Early detection of breast cancer
Mammography is a special X-ray examination of the breast. It is aimed at early detection of breast cancer. Mammography is especially suited for detection of non-palpable tumours. It is possible to identify even tiny calcifications in the breast tissue. The so-called microcalcifications are often a sign of breast cancer. Small tumours can be detected starting from the size of 5 mm in diameter. At this early stage, the prospects of healing are extremely good.
As a rule, it cannot be decided immediately, whether the finding is benign or malignant. In this case, it is necessary to perform additional examinations, as e.g. sonography (ultrasound), magnetic resonance imaging (MR mammography) or biopsy. Only then it can be clearly seen, whether it is a benign or a malignant tumour.
In which cases is it necessary to perform a clarifying (curative) mammography?
- in case of a node or a hardening
- in case of unusual pains or skin changes
- nipple discharge
- lymph nodes in the armpit
- check-ups after breast cancer
- in case of strong genetic predisposition
Healthy women between 50 and 69 years of age are invited to mammography every two years in the scope of the national mammography screening programme. At this age, the risk of developing breast cancer is relatively high.

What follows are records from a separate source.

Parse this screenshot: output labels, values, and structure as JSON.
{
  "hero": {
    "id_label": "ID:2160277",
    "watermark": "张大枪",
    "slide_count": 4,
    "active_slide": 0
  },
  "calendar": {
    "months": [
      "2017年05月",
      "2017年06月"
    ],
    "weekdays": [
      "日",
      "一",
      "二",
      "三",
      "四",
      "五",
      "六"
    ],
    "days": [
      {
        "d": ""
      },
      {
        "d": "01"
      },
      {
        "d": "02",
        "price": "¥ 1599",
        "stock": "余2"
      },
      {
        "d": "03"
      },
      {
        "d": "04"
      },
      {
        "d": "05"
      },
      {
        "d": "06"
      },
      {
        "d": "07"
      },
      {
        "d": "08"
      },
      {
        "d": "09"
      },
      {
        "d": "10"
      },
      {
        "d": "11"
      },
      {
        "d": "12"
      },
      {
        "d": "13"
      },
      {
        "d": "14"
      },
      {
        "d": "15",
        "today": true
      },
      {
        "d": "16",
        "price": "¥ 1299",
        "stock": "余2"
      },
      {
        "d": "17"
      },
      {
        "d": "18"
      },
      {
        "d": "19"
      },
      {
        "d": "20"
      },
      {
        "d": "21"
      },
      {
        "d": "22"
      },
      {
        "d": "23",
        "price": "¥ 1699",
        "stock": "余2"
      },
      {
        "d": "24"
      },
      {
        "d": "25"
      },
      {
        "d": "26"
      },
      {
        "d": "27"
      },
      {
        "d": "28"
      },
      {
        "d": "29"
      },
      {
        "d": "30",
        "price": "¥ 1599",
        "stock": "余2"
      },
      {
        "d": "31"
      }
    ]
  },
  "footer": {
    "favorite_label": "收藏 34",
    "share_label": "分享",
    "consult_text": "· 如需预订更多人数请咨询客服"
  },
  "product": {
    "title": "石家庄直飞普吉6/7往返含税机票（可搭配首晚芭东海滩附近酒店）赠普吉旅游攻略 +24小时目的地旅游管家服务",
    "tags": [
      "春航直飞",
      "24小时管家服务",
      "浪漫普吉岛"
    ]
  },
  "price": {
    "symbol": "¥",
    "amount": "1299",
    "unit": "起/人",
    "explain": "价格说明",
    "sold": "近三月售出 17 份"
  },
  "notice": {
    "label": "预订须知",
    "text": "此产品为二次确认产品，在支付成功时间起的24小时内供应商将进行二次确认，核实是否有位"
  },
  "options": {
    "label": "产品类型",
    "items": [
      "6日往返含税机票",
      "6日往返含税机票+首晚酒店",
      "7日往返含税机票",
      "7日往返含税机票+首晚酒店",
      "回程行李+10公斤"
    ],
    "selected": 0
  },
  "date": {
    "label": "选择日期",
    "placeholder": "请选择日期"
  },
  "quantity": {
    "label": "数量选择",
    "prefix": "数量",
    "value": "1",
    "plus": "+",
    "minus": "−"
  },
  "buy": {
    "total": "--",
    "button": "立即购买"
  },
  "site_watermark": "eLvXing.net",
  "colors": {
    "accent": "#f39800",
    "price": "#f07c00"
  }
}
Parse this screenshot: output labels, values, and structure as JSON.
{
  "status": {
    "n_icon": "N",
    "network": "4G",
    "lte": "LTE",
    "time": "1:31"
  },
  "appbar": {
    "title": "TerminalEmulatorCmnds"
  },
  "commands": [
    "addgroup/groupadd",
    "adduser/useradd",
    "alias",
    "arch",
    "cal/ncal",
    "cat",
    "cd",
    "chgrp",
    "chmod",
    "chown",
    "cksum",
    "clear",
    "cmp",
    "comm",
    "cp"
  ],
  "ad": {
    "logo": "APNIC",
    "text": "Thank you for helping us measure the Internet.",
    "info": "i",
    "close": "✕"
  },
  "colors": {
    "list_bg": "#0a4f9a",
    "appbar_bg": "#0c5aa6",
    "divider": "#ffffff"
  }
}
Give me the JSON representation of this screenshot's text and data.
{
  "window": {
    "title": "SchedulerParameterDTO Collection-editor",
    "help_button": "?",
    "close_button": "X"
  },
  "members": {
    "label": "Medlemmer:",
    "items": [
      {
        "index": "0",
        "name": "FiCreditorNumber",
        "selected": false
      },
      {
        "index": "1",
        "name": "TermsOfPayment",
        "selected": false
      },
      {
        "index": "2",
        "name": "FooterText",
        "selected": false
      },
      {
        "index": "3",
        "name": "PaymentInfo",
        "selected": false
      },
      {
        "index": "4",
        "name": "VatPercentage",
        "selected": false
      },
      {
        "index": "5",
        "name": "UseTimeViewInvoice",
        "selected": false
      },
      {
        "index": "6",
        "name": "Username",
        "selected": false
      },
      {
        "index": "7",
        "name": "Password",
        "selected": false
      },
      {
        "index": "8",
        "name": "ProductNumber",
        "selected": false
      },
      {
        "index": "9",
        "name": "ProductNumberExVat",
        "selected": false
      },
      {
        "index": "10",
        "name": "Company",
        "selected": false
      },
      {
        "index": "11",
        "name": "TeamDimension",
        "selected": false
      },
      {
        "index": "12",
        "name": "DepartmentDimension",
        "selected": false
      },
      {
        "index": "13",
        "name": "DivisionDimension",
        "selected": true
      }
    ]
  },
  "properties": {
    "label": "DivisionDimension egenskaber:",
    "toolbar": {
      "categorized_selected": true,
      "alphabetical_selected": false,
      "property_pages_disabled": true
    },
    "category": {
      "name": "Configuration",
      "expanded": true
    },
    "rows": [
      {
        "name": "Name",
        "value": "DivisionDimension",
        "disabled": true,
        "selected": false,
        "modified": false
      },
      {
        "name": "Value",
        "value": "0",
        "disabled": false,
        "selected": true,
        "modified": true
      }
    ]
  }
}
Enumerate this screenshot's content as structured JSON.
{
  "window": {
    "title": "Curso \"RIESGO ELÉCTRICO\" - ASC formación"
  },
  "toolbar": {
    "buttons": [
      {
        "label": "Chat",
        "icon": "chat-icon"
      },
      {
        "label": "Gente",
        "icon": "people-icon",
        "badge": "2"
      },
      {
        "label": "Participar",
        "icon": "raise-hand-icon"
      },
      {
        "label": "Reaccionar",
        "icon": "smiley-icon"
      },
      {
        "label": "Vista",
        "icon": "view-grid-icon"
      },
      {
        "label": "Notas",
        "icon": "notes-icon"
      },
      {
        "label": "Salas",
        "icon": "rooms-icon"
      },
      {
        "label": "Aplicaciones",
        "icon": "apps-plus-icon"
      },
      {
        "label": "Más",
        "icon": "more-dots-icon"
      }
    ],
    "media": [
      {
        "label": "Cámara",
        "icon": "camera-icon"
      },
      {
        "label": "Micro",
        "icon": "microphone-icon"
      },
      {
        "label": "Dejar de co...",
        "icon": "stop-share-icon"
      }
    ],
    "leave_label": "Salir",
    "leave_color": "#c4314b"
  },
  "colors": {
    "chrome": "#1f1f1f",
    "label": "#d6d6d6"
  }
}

How is the examination performed?
During mammography, the patient stands in front of the examination device. The medical technical radiology assistant (MTRA) discusses the whole process with the woman. She herself should define the intensity of pressure on the breast. The breast will be then cautiously compressed with a Plexiglas plate. Before the pressure gets too strong, the device stops and the recording is made. Immediately thereafter, the pressure decreases automatically.
It is necessary to know that the compression is important for a good image quality. When the breast is compressed, the radiation dose is significantly lower.
There are two images produced: a top-to-bottom view and an oblique side view. After that the images are post-processed and transferred to the report station. It takes only a few minutes. The doctor performs a tactile examination and then discusses the results with the patient. If necessary, additional examinations are carried out, e.g. mamma sonography.
Preparation for the examination
Mamography should be carried out during the first half of the menstrual cycle, about a week after the last period. During this phase of the cycle, the glandular tissue is somewhat loosened, which helps to improve the quality of the images on the one hand and makes the breast not so pressure-sensitive on the other hand.
Please do not use any creams or powders!
If you underwent a mammography in the past, bring along the previous images. Due to the fact that mammography employs X-ray radiation, the possibility of a pregnancy should be excluded.